Bu defa Hoca; “Öyleyse boşuna konuşmayın, benim hâlimden ancak damdan düşen anlar!” der.

Bilemedin mi kadrini? Kaçırdın mı kısmetini? Tut derlerken elinle elimi. İncitmedin mi belini? Kim görsün düşeni?
Tedbir dikkat ile birleşir. Dalın tuttuğu ağaç bilinir. Ne kadar yüksek görünür. Gören göz bilir tırmanır.
İnemeyeceği dala çıkanlar. Başı döner aşağı bakanlar. Ağacın hali bellidir. Kaydıracaksa ayağını kaydırır.

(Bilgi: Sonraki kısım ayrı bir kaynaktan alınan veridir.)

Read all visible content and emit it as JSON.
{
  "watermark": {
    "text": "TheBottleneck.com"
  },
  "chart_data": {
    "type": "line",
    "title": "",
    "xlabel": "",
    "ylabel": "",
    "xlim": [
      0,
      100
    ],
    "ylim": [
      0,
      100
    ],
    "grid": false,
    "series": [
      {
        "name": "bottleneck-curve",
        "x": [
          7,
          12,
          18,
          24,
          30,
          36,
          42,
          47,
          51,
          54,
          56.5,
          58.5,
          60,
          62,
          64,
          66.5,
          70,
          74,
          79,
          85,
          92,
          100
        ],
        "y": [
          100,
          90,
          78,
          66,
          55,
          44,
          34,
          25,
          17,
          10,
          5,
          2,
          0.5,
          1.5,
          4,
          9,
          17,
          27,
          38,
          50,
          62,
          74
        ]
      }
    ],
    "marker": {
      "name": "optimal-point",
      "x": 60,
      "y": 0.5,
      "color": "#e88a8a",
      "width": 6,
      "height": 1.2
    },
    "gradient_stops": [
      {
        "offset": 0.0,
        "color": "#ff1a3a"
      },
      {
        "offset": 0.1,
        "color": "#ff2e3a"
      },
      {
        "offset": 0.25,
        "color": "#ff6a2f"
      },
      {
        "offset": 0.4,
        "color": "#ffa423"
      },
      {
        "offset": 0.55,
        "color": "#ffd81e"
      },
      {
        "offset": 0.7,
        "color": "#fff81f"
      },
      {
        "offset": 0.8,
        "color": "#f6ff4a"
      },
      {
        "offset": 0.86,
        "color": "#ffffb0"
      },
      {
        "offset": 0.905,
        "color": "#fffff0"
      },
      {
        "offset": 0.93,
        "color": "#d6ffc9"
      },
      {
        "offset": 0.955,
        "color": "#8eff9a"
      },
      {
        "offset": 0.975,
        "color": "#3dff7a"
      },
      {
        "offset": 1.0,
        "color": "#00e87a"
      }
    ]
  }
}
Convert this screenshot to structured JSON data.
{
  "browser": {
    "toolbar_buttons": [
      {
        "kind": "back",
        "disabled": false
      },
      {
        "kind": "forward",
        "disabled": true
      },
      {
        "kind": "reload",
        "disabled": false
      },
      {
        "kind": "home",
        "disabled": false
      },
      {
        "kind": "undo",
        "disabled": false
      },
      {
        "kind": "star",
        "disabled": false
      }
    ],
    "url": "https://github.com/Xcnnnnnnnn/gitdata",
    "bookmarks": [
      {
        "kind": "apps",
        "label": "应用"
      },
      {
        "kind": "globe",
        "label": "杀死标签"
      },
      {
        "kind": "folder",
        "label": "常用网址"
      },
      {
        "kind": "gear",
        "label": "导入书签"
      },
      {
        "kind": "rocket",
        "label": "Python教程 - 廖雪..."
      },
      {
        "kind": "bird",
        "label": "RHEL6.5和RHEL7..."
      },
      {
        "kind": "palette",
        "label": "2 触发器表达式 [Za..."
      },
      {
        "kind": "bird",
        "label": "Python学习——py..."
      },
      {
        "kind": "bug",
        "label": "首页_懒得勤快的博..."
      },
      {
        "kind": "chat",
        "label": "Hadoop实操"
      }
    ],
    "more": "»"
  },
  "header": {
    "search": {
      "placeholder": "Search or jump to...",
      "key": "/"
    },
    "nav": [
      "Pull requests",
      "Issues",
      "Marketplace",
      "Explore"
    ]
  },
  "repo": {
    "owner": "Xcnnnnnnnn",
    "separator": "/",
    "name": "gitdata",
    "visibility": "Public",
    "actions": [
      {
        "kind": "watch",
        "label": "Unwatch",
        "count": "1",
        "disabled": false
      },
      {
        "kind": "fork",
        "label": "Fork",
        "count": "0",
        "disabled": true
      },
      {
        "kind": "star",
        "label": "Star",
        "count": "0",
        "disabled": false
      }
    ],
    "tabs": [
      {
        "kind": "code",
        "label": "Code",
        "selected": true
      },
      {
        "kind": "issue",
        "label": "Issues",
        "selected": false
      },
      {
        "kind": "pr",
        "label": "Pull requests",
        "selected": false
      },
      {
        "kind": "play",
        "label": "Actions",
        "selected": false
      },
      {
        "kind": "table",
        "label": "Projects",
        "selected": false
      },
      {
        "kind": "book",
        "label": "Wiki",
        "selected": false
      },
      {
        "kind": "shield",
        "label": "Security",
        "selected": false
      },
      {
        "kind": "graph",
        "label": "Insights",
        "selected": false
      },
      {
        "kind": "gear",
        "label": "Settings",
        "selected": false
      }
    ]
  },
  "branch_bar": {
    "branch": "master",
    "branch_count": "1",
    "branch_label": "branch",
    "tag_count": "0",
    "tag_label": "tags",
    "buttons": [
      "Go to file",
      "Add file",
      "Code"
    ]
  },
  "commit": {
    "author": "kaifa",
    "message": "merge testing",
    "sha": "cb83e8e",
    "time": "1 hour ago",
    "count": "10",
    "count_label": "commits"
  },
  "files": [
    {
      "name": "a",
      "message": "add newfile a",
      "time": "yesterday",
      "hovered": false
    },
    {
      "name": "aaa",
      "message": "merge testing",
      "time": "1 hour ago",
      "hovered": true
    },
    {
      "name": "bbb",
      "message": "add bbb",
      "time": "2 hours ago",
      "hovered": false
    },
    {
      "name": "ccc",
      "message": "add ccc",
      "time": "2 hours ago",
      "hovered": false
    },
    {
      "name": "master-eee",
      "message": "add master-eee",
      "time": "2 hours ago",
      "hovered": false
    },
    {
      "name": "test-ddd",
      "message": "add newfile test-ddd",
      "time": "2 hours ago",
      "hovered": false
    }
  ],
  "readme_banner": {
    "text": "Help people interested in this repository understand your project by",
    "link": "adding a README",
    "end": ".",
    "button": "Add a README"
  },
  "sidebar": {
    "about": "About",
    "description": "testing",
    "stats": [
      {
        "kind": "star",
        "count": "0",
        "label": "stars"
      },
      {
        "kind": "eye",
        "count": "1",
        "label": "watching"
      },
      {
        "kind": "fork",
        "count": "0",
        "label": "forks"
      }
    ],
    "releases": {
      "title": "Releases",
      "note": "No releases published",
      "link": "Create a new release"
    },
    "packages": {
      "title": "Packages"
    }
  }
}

İpine tutunur sağlam bilenler. Sağlamı nerede görsün denemeyenler? Aldanma sonra, çok olur haline gülenler.
Sözümüz düşüp kalkmalar. Hatırlanıp yakından bakmalar. Anlayıp, dinlemeler. Sabrı sondan önce tüketmemeler.

Çok dinledik derler bizler onu, bunu. Kendilerine dayandı yine en sonu. Yazılacak bulamadın mı derler konu.
Hal bilene sorduk, nere bu yolun sonu? Havadan eser bu günden bilinmez rüzgarın yönü. Hatırlamalı mevlasını.
Güne gün denir de, sarkarsa yarına. Kim sağ çıkacak bilinmez gecenin sabahına. İyi bakıp anlamalı düşene, kalkana.
Her bir örnek, dağılmış canlılar alemine. Şekillenmez her hal, laftır biline. Söz ile birleşip düşmesin diline.
Hakikatten bilinir görünürse gözüne. Dikkat etmeli konuştuğun sözüne. Dönmek lazım kaçırmadan özüne.